‘My overall aim is to build on our proud heritage’
“I am deeply honored to be incoming president of our Academy and also to be both following in the footsteps of Rebecca Weintraub Brendel, JD, MD, FACLP, and working with Maria Tiamson-Kassab, MD, FACLP, as president-elect.
“To introduce myself, I am a psychiatrist working at Oxford University in the UK and I lead the C-L Psychiatry service at Oxford University Hospitals. I have been privileged to have been a member of our Academy for more than 20 years.
“As incoming ACLP president, my main overall aim is, building on our proud heritage, to support our members in providing the best care for the patients who need them.

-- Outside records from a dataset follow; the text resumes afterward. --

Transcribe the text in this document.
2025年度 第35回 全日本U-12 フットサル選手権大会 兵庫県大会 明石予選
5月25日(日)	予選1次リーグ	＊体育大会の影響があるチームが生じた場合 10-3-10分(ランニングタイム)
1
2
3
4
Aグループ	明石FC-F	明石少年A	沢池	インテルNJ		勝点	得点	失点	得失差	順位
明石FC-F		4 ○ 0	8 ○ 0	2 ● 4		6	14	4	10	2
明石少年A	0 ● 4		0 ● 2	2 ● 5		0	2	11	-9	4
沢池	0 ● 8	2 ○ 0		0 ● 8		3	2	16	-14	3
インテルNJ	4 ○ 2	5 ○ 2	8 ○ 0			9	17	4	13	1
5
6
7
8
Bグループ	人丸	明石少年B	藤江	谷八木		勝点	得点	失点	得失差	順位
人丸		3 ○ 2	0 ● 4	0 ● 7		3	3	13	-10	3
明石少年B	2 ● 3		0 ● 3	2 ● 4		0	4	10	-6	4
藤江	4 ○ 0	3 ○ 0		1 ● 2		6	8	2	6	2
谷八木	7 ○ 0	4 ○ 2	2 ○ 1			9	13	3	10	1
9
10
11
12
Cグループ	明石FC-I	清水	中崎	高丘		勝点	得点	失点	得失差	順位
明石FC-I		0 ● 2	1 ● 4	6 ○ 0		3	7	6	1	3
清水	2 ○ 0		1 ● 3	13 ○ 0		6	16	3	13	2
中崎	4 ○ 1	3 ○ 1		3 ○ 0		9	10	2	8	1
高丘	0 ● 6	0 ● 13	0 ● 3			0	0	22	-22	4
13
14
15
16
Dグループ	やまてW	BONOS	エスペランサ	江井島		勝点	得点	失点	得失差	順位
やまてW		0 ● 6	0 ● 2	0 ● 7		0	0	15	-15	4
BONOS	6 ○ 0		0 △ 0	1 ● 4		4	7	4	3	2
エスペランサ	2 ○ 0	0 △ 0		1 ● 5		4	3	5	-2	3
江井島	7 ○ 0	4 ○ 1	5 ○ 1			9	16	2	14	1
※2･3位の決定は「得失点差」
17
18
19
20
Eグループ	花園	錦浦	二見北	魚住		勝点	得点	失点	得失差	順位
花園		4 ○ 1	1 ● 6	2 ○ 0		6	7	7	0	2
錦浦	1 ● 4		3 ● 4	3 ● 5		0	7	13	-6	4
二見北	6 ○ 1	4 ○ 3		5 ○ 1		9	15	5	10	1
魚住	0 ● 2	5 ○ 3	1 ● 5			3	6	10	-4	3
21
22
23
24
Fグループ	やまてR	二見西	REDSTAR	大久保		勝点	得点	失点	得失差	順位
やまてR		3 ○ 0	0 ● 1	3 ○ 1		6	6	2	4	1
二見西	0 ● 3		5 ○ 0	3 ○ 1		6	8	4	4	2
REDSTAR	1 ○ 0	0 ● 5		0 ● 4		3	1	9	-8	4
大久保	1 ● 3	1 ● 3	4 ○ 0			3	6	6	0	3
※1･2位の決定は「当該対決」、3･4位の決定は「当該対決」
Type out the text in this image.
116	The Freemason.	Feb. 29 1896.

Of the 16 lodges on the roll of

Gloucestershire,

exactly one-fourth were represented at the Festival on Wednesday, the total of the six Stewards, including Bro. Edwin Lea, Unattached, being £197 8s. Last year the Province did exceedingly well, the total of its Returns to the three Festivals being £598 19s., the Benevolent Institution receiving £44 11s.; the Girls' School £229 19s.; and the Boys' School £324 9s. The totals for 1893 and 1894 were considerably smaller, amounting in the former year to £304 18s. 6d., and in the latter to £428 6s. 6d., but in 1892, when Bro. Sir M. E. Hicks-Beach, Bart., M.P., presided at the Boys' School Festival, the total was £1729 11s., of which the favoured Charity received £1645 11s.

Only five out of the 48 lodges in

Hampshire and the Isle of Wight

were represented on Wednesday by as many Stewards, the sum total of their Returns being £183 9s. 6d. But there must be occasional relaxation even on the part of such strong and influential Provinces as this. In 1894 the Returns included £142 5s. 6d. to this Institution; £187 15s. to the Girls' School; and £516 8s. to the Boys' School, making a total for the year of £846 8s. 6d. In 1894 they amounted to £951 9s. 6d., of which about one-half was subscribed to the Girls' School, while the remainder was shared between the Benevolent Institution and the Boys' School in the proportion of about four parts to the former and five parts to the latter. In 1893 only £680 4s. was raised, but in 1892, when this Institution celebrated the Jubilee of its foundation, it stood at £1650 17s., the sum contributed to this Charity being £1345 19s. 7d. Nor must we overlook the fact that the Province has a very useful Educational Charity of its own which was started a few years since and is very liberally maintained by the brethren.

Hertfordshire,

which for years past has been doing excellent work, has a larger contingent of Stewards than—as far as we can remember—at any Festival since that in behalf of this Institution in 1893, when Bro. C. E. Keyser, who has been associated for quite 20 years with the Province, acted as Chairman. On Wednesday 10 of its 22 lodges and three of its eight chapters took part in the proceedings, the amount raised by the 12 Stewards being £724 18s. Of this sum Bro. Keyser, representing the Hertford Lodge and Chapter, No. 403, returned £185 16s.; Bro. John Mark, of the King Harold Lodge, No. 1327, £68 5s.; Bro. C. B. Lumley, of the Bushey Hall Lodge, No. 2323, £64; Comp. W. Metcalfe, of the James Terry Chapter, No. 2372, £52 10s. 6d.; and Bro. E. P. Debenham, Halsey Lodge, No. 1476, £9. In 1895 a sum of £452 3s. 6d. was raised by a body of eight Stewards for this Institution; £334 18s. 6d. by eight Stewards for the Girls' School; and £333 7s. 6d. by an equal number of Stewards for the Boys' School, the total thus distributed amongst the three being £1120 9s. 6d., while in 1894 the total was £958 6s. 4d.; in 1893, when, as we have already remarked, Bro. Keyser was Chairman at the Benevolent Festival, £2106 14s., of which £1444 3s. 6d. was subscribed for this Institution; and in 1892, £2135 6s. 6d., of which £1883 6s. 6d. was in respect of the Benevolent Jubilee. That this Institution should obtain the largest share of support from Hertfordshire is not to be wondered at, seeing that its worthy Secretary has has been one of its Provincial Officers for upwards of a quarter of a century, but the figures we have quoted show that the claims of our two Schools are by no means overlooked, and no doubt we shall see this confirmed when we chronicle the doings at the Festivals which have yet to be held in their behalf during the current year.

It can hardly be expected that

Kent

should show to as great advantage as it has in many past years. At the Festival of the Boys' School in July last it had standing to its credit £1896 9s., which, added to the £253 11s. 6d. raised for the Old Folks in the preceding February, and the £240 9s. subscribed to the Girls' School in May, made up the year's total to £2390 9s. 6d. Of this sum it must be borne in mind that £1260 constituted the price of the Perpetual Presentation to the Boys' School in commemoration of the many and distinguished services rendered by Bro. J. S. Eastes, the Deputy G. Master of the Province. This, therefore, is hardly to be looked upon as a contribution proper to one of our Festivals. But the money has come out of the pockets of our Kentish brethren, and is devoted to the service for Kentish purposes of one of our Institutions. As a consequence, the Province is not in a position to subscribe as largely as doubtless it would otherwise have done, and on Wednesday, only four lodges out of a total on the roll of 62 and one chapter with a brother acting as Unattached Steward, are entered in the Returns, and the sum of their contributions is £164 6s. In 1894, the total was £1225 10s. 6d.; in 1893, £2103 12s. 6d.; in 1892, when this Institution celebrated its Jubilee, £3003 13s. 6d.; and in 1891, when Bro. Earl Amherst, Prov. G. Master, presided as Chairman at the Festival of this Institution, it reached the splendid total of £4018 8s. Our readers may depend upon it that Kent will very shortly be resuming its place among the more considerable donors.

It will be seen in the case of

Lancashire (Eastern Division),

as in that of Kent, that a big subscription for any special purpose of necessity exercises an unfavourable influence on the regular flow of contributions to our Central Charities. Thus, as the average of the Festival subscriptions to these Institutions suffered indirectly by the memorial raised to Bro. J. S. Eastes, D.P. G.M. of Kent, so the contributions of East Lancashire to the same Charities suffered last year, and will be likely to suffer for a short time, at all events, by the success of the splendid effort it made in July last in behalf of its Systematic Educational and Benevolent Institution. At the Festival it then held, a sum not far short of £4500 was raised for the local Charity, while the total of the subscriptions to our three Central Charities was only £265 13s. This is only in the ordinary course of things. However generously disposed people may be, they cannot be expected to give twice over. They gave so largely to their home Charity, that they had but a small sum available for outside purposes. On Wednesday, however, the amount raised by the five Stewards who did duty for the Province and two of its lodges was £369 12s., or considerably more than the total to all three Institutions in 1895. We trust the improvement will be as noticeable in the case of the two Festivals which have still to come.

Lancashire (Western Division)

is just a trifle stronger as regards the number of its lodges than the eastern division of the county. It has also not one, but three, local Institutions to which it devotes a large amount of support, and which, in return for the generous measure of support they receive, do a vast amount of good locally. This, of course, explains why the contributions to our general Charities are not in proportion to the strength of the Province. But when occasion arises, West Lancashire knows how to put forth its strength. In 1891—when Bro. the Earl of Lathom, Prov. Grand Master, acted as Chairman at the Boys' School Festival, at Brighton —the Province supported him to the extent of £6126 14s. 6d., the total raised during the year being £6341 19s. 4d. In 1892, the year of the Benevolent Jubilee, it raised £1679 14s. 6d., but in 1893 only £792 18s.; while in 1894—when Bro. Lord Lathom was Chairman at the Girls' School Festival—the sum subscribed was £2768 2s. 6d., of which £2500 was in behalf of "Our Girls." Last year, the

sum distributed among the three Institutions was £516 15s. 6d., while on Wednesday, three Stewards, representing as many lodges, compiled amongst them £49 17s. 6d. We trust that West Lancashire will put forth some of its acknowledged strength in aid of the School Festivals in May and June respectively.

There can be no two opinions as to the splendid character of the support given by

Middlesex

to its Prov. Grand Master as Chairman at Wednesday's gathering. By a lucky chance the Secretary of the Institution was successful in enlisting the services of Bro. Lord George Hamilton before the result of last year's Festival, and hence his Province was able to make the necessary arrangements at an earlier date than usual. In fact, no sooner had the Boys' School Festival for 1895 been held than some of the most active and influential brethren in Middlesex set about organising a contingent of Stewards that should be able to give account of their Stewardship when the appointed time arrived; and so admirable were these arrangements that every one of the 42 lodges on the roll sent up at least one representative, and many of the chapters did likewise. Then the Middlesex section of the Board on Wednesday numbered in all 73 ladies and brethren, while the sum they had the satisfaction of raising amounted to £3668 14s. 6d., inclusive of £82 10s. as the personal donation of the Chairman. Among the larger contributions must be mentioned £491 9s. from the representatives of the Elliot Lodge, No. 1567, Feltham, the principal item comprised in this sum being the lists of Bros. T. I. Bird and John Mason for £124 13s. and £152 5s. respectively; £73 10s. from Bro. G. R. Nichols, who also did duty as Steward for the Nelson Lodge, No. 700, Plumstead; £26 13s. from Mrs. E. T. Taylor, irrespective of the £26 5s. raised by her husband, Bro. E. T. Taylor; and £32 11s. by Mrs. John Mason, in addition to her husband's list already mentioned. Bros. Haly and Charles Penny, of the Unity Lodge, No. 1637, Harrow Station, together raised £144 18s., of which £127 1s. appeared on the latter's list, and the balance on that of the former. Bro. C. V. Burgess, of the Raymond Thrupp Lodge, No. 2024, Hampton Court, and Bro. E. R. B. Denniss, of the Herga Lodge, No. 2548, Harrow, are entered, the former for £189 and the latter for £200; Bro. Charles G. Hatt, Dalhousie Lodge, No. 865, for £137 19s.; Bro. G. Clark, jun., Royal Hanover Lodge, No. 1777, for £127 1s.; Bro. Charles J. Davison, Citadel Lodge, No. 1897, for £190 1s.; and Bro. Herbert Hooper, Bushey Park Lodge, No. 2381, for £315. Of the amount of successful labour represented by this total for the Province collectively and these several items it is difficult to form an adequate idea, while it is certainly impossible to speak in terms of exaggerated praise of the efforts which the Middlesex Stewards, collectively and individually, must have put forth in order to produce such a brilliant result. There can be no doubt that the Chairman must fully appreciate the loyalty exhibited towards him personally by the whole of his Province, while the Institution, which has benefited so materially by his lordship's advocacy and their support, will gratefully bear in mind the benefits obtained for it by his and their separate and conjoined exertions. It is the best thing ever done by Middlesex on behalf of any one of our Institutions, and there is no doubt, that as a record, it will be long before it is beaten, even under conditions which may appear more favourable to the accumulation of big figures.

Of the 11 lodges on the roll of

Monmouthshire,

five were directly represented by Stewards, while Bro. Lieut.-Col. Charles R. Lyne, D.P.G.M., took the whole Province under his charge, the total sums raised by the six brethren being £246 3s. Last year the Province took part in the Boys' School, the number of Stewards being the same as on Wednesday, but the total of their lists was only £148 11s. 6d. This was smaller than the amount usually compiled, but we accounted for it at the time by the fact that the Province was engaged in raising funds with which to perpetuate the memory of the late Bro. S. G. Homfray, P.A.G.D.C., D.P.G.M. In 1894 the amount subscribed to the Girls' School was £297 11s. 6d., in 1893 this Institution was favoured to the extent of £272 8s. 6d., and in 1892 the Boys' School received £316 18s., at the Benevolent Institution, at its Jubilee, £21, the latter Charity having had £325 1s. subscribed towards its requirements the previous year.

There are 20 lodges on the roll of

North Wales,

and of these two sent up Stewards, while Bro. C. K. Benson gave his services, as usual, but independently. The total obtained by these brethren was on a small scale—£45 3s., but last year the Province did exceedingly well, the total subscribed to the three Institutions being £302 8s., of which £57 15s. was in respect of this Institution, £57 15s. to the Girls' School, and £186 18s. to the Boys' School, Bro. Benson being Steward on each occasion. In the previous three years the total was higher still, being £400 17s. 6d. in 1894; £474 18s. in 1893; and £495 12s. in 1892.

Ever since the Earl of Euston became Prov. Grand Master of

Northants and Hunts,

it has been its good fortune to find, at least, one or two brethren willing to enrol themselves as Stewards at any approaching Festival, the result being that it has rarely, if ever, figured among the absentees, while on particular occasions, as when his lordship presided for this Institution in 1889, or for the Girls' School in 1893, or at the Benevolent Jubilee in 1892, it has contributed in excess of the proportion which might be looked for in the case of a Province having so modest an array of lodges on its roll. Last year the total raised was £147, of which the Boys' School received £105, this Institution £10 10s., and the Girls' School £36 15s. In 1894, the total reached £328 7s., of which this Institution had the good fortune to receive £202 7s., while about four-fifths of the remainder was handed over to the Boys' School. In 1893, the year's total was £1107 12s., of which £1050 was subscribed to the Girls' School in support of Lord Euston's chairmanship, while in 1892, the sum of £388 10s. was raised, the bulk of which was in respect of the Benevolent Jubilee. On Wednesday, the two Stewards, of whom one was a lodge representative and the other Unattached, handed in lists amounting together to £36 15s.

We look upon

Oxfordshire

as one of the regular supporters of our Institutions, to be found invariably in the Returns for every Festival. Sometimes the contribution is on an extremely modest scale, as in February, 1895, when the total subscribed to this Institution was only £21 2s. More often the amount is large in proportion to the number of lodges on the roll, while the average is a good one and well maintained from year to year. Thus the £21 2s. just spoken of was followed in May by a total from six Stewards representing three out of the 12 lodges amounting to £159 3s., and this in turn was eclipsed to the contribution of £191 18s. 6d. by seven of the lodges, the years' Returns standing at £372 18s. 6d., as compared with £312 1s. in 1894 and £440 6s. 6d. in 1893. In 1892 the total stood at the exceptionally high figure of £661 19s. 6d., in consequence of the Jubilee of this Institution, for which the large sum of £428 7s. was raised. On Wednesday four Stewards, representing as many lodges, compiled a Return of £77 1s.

“How will we do this? I shall be working with our terrific Board, our committees and our SIGs to deliver a number of initiatives:
“First, is education. This is paramount. We will continue to help our members to develop their practices and services by further improving the education we provide. We aim both to enhance the educational quality of our meeting and to expand what we offer between meetings by developing more webinars and other technology-enhanced ways of learning.
“Second is profile. We will continue to advocate for a higher profile for our work and greater recognition of the value C-L Psychiatry adds to medical care. We will do this in every forum we can. This will include developing our relations with the APA and AMA.
“Third, is research and innovation. We will continue to support the research that underpins our practice and the researchers who do it. As a clinical researcher, and former chair of our research committee, I am strongly committed to making sure our specialty continues to innovate. Innovation is our future.
“I am currently conducting a 3,000-patient randomised trial of proactive C-L Psychiatry for older medical inpatients. So I know just how hard it is to deliver the large studies that we need to inform our practice. We can support the researchers doing this work for our field by making our organization as welcoming a home for researchers as it is for clinicians. The ACLP Foundation is already helping us to do this. Since 2016, it has generously funded the Research Professor Program, which brings a leading researcher to our meeting each year and links them with mentorship of ACLP early-career researchers.
“Fourth, we are an international organization. Our vision extends beyond the US. We must work to deepen our strategic partnership with organizations such as the European Association of Psychosomatic Medicine (EAPM). As a member of the EAPM Board, I am well placed to make that relationship work. More than 50 ACLP members attended last year’s EAPM meeting in Rotterdam and we hope even more will attend the exciting looking 2020 meeting in Vienna.
“Finally, and perhaps most importantly, our annual meeting. We have a great meeting. It is the main thing we do. So we will focus on its development to make it even bigger and even better, whilst also taking care to keep the warm community feeling that makes it special. And, for your calendar, the 2020 Academy meeting will be in Phoenix, Arizona, with a theme of Delivering Our Vision of Integrated Care. That is what you do every day. It will be easy to get to, wonderfully warm and, as always, a great meeting. So do come.
“So overall, our Academy is moving rapidly from being a small club to being a major professional organization with almost 2,000 members and a developing profile in health care. The Academy has much to do, as it gets bigger and more professional. We now have a Board with a more transparent process for applications to it and we are clarifying our committee structure. We have energetic SIGs. We need to continue to make our Board and committees and SIGs as efficient and effective as possible to deliver the maximum benefit for our members, whilst remembering and valuing the time of those who serve on these without payment.
“Going forward, ACLP has some important decisions to make: What is the future of our journal Psychosomatics as we say goodbye to its long-serving editor Ted Stern, MD, FACLP? How, and in what way, do we engage with our partner disciplines in delivering patient care; internal medicine, nursing, psychology and others? And importantly, which are the best ways to ensure future recruitment into our specialty and organization?
“There is a lot to do. It is going to be another great year.”